Mound formation and coarsening from a nonlinear instability in surface growth

We study spatially discretized versions of a class of one-dimensional, nonequilibrium, conserved growth equations for both nonconserved and conserved noise using numerical integration. An atomistic version of these growth equations is also studied using stochastic simulation. The models with nonconserved noise are found to exhibit mound formation and power-law coarsening with slope selection for a range of values of the model parameters. Unlike previously proposed models of mound formation, the Ehrlich-Schwoebel step-edge barrier, usually modeled as a linear instability in growth equations, is absent in our models. Mound formation in our models occurs due to a nonlinear instability in which the height (depth) of spontaneously generated pillars (grooves) increases rapidly if the initial height (depth) is sufficiently large. When this instability is controlled by the introduction of a nonlinear control function, the system exhibits a first-order dynamical phase transition from a rough self-affine phase to a mounded one as the value of the parameter that measures the effectiveness of control is decreased. We define an "order parameter" that may be used to distinguish between these two phases.

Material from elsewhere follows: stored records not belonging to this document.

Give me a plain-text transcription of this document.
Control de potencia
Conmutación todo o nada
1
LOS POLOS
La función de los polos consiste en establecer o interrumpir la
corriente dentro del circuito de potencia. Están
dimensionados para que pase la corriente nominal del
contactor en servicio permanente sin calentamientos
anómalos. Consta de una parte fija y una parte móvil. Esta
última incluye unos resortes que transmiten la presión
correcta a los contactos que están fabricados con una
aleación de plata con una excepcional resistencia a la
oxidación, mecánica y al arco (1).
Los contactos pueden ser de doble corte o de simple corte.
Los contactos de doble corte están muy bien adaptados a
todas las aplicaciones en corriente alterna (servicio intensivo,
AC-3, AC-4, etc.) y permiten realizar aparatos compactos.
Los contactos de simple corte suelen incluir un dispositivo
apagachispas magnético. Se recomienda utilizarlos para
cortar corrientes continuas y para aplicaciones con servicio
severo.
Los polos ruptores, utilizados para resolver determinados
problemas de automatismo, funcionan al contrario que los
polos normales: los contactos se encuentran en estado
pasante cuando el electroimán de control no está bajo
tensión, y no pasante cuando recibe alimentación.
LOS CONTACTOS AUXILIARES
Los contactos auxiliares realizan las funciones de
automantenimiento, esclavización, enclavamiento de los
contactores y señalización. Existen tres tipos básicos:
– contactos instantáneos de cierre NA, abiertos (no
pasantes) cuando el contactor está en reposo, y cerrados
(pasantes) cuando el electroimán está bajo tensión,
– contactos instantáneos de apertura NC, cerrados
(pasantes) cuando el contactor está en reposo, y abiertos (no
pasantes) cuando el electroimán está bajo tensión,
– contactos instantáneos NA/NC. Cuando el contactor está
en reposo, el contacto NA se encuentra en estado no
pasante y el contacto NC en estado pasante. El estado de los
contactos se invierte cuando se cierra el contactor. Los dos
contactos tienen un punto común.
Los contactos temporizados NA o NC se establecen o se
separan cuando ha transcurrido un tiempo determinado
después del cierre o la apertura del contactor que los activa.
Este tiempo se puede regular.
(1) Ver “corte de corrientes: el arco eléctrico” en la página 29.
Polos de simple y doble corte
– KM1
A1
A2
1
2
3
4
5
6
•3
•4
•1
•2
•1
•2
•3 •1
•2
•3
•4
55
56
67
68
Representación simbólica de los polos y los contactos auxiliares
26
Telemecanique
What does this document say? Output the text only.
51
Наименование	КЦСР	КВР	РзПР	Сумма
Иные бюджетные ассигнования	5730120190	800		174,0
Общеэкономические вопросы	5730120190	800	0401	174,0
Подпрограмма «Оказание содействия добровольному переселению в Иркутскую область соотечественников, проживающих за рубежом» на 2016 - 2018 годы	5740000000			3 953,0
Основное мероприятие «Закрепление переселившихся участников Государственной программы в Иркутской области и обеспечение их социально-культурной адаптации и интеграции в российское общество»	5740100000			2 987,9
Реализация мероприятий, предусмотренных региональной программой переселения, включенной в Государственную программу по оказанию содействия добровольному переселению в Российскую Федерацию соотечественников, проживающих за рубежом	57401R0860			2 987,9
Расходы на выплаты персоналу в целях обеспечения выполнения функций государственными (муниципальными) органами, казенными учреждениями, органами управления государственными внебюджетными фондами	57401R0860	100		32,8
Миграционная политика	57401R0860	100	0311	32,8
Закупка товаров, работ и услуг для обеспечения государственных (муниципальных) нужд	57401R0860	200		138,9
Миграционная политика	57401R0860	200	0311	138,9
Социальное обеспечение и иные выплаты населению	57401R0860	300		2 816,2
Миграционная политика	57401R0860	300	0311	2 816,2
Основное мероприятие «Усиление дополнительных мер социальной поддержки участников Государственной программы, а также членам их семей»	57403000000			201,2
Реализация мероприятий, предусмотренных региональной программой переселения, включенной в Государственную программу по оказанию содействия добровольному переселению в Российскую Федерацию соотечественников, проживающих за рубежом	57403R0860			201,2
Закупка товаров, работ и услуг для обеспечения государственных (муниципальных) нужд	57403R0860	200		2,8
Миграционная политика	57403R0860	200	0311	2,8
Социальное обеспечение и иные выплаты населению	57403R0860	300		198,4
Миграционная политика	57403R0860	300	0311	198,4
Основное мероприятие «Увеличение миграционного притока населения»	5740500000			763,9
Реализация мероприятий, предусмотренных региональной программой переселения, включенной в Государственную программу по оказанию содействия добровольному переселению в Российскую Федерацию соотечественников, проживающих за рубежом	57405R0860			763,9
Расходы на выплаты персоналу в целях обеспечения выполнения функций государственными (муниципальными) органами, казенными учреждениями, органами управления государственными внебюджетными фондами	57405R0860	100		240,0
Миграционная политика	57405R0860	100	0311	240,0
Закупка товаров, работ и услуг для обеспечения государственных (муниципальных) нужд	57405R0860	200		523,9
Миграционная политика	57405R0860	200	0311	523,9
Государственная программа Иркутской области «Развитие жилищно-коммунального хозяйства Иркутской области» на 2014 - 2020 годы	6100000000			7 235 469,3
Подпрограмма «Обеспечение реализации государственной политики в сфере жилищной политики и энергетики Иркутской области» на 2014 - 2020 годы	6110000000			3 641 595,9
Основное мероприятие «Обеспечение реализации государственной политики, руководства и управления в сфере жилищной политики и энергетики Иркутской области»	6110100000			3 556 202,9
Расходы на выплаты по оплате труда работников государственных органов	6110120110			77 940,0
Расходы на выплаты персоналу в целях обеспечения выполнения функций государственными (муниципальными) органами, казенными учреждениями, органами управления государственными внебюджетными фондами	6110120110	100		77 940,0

In the mounded phase, the system exhibits power-law coarsening of the mounds in which a selected slope is retained at all times. The coarsening exponents for the spatially discretized continuum equation and the atomistic model are found to be different. An explanation of this difference is proposed and verified by simulations. In the spatially discretized growth equation with conserved noise, we find the curious result that the kinetically rough and mounded phases are both locally stable in a region of parameter space. In this region, the initial configuration of the system determines its steady-state behavior.